Bitcoin trading reached a major milestone this week—it is now part of the futures market. As of Sunday, December 10, the Cboe Global Markets became the first exchange to launch bitcoin futures, which allows traders to bet on the future price of the surging cryptocurrency. To be sure, a futures trade is a risky one – traders must bet on whether they think the price of bitcoin will go higher or lower, and by how much. Given how volatile the price of bitcoin has been—and how little fundamental drivers there are for rising or falling prices—the trader is basically betting into the unknown.
In fact, since the price of bitcoin is so volatile, Cboe traders of futures contracts in bitcoin will be required to have at least 44% of the bitcoin settlement price set aside as collateral for their bet, in the event that the price goes the other way. It’s normal for the trader to have to set aside some capital to make a futures trade, but normally it’s in the range of 10% of the settlement price. For futures traders in bitcoin, 44% of the settlement price could mean having a good crop of cash on the sidelines, since it’s been pretty much nothing but up in recent weeks for bitcoin. The price surged to $17,000 last Thursday.
The Cboe futures product will trade under the ticker XBT, and until the end of December, the Cboe will waive all transaction fees for bitcoin futures. If you’re an investor who thinks you want to buy a futures contract, you will generally have to go through your broker or hire one to make the trades. That can be a tough proposition since many brokers are waiting on the sidelines for now. TD Ameritrade, Charles Schwab, Fidelity, and eTrade (which are all discount brokers) are holding off on allowing clients to participate. Ally Financial, however, is allowing clients to buy.
As far as the big investment banks are concerned, JPMorgan and Citigroup—who are two of the biggest players in futures markets—did not participate in the Cboe futures market for bitcoin on Sunday, and the CEO of JPMorgan, Jaime Dimon, has reportedly referred to bitcoin as a “hoax.” Goldman Sachs settled some futures trades for their clients, however.
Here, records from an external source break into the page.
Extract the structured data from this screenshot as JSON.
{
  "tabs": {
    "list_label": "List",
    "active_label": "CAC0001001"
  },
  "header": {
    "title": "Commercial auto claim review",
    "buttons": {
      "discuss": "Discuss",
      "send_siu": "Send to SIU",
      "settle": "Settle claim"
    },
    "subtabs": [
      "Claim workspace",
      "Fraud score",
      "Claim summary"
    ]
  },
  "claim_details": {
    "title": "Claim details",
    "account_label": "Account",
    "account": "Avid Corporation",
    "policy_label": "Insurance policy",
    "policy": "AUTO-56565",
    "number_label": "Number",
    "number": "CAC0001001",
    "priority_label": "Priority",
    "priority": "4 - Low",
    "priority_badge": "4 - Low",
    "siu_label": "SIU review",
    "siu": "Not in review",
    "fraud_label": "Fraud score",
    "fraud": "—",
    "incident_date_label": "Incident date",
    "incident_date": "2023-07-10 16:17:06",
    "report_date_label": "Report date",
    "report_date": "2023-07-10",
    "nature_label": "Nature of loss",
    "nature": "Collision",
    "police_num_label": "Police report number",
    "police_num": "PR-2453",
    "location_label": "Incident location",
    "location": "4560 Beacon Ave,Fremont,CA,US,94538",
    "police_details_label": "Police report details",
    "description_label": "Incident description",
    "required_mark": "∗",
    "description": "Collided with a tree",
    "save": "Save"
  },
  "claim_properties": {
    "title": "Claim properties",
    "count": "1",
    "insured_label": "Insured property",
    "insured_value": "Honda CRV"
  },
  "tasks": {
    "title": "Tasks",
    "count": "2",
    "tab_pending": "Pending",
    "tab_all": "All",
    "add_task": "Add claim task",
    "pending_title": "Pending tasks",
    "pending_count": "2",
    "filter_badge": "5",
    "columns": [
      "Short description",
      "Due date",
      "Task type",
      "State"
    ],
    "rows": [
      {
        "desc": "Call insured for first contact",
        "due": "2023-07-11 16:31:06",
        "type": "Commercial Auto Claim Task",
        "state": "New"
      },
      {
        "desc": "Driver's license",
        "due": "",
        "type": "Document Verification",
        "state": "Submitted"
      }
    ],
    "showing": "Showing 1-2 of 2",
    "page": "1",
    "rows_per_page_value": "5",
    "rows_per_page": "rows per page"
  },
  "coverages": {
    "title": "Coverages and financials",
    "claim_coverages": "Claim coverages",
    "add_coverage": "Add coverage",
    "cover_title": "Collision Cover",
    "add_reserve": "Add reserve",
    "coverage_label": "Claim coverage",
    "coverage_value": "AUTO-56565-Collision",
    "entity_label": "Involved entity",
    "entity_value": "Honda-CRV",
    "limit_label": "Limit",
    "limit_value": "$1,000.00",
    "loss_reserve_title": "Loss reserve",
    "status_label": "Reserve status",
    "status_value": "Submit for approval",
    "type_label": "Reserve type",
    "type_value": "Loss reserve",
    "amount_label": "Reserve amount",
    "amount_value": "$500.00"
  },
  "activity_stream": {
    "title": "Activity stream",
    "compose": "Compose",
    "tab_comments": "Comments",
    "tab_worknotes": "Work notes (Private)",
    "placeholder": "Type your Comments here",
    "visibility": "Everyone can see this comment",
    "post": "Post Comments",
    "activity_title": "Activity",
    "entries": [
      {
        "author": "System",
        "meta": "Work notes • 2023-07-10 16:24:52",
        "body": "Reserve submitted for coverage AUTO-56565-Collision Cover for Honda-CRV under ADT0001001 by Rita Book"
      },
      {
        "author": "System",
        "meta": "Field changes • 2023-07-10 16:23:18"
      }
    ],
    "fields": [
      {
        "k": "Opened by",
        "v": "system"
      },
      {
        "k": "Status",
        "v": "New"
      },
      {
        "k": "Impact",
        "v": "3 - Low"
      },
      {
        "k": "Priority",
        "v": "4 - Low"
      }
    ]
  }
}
The opening of Cboe’s futures market for bitcoin, if anything else, will open the door to big banks and exchanges recognizing bitcoin as a legitimate trading asset and having more market participants trading in it, which may very well serve to reduce the volatility over time. As far as whether the futures market will lead to more price surging in bitcoin or perhaps result in a major correction, there is really no way to know. But markets tend to be made more efficient the more traders are allowed to participate, which is what Cboe’s futures market for bitcoin allows for.